Cloud-based quantum computing holds the promise of delivering a quantum advantage, but there are challenges when it comes to detecting qubit entanglement. However, researchers at the Korea Advanced Institute of Science and Technology have made significant progress in this area by developing an innovative solution. Their work, recently published in Intelligent Computing, introduces entanglement witness circuits that enable the detection of entanglement even with limited control over the quantum machine.
Traditionally, researchers need to use a costly procedure known as quantum tomography or rely on entanglement witnesses to determine if a circuit is capable of generating entangled states. Entanglement witnesses are mathematical functions that assess the states of specific qubits and determine whether they are entangled or separable.

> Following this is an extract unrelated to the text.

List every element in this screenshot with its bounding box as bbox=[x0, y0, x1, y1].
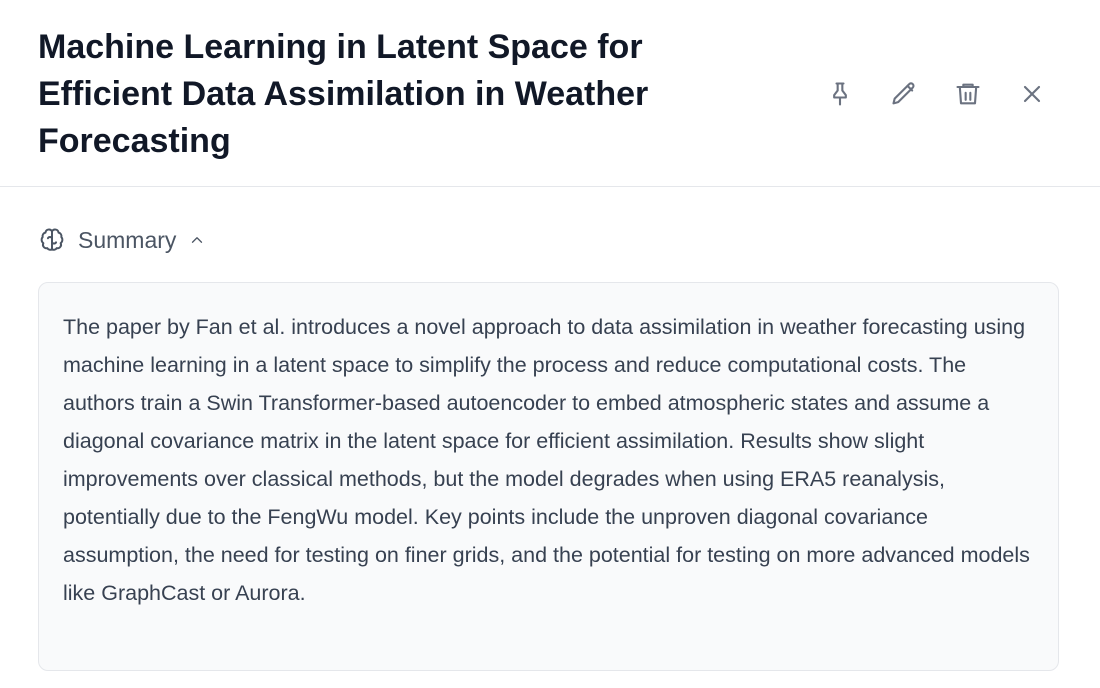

The challenge arises when direct access to the quantum machine is not available, as is the case with cloud-based quantum computing services like IBMQ and IonQ.
To address this limitation, the team of researchers designed special entanglement witness circuits that leverage the entanglement witness strategy. These circuits enable researchers to detect entanglement using only the measurement statistics provided by the cloud-based quantum computing service. This means that users do not need to have control over qubit allocation, making it easier to satisfy the essential requirement of detecting entangled qubits.
The new entanglement witness circuits build upon the recently developed EW 2.0 framework, which boasts twice the efficiency in detecting entanglement. The researchers describe the detection of entanglement in two- and three-qubit circuits, outline schemes for constructing entanglement witness circuits, and share the results of experiments conducted using IBMQ and IonQ cloud-based quantum computing services.
With this groundbreaking development, cloud-based quantum computing is one step closer to unlocking its true potential. The ability to detect qubit entanglement without direct control over the hardware provides researchers with more flexibility and accessibility in harnessing the power of quantum computation.